In the spring of 1981, with Morris Day as lead singer and the majority of Flyte Tyme in tow, work on the album that would become the Time’s self-titled debut began in earnest. The sessions at Prince’s Kiowa Trail home studio were “quick and dirty,” according to engineer Don Batts. “The whole album went fast and it was produced at a minimal cost,” he told the fanzine Uptown. “I even remember using used tape” (Nilsen 1999 85).

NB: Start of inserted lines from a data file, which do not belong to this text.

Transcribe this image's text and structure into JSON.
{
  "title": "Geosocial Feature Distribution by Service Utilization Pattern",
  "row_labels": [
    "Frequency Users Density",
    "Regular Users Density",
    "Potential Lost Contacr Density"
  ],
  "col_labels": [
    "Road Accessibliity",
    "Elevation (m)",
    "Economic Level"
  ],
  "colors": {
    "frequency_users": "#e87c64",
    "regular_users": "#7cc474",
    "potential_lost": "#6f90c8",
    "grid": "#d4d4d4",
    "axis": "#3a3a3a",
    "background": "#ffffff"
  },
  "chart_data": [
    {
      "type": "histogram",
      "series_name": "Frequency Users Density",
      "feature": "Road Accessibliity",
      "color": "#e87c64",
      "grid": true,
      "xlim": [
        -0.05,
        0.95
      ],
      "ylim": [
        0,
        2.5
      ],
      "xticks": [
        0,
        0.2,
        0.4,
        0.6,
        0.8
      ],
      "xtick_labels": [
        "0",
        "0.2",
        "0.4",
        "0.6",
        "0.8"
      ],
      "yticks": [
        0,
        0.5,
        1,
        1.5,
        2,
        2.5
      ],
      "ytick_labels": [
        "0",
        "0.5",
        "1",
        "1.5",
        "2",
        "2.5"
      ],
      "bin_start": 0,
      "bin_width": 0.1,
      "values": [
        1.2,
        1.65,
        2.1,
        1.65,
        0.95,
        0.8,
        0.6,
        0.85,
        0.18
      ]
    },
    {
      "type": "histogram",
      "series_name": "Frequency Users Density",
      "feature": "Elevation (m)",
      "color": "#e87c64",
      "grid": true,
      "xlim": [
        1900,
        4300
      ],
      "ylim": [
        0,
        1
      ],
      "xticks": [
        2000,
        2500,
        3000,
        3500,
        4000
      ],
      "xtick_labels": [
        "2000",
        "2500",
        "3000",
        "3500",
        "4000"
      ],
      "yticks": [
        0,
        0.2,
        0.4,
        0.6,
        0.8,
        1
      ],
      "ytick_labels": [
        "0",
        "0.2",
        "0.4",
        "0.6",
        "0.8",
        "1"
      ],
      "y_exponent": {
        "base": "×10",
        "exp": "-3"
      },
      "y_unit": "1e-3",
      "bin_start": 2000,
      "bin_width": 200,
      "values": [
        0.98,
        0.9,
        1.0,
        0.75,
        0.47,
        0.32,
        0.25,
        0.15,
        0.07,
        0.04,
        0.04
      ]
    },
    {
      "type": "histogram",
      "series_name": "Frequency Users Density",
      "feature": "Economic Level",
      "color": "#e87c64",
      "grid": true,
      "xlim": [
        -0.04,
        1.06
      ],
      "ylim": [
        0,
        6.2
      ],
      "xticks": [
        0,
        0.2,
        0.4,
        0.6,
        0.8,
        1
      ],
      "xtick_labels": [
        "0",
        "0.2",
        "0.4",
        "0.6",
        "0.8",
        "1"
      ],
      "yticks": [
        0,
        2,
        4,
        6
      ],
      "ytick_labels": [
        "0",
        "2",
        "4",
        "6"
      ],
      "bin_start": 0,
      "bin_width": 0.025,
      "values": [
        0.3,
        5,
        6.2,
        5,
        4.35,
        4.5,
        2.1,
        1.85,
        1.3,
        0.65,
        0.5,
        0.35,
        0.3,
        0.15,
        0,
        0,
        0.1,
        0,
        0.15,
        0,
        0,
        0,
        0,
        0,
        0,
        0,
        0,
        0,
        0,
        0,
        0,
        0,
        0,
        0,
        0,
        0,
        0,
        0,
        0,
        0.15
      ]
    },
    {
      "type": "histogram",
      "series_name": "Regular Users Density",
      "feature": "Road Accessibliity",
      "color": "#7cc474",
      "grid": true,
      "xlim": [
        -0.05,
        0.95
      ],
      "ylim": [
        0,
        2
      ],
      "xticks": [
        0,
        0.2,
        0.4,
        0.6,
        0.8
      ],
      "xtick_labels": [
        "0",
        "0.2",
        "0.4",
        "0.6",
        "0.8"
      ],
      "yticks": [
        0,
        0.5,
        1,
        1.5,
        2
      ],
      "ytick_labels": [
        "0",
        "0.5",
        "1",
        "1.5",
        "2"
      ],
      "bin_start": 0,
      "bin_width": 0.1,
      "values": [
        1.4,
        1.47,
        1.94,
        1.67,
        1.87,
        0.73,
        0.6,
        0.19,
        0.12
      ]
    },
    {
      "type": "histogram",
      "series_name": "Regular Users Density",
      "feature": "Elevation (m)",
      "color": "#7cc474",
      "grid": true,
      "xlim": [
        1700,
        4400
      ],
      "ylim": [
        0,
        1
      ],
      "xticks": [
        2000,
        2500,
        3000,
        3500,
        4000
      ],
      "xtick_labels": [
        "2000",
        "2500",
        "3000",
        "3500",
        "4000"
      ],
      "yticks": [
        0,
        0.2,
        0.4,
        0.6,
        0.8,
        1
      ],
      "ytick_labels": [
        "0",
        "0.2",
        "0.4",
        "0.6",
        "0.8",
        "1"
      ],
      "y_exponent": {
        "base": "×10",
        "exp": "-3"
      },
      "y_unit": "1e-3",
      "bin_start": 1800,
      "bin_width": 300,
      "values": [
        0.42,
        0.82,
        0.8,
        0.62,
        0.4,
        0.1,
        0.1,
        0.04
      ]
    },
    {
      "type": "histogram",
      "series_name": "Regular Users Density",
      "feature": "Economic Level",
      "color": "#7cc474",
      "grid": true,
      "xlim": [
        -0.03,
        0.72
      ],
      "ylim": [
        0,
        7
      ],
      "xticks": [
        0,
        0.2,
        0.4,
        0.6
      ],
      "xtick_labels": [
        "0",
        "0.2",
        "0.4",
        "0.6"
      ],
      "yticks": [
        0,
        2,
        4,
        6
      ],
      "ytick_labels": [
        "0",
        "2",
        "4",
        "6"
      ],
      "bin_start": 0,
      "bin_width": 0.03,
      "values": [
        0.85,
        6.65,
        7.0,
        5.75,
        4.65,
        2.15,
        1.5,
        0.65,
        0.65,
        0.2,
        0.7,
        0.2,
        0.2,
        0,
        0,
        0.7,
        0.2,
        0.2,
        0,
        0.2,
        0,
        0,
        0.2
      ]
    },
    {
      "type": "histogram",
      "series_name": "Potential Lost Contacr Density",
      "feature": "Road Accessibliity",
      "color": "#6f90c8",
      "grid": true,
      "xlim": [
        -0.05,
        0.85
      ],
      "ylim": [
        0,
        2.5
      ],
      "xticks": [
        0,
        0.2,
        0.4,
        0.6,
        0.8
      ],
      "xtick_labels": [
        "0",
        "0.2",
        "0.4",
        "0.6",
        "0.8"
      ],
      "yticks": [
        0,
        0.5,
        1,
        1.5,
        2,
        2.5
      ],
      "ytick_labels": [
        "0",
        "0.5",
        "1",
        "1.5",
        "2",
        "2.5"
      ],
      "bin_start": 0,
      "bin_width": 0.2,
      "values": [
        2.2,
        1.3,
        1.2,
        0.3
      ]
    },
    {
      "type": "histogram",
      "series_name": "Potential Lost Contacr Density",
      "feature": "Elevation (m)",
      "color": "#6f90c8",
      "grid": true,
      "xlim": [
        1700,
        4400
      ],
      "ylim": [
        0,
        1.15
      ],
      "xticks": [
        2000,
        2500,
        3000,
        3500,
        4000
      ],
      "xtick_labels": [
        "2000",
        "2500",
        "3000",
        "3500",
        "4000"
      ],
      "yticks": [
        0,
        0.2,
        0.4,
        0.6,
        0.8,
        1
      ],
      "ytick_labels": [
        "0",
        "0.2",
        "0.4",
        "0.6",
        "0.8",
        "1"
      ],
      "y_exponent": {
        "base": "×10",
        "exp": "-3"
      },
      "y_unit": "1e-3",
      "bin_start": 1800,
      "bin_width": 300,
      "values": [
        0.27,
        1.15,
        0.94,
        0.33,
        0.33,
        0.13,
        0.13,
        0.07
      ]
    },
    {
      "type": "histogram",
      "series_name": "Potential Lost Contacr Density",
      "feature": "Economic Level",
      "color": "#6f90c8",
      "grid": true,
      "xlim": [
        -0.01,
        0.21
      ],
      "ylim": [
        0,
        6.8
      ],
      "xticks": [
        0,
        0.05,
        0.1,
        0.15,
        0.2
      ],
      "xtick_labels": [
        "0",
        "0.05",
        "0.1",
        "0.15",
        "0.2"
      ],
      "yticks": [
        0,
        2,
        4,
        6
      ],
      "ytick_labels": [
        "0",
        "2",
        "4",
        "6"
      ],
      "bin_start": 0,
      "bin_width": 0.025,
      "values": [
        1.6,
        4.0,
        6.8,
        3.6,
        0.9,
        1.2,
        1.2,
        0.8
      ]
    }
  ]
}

Some of the quickness and dirtiness of The Time is evident in its track list, a scant six songs of disparate provenance. André Cymone had been involved early in the process: “I was trying to put some other groups together,” he said to Uptown. “Just trying to make some money… I saw [Prince] turning down productions, offers from Diana Ross and some other people, this is like good money, and I’m going, ‘Wait a minute, man. Let’s just do some of this. Let’s put together a group’” (Nilsen 1999 84). As we’ve seen, however, relations between Prince and André were quickly deteriorating, and this project was no exception. “All of a sudden, Prince decided he wanted everything his way,” Cymone recalled. “All the songs would go to his publishing company, and he wanted this and that. I was sick of doing everything that way. He didn’t want my name to be mentioned, he wanted me to use a fictitious name. I wanted to get credit for what I was doing” (85).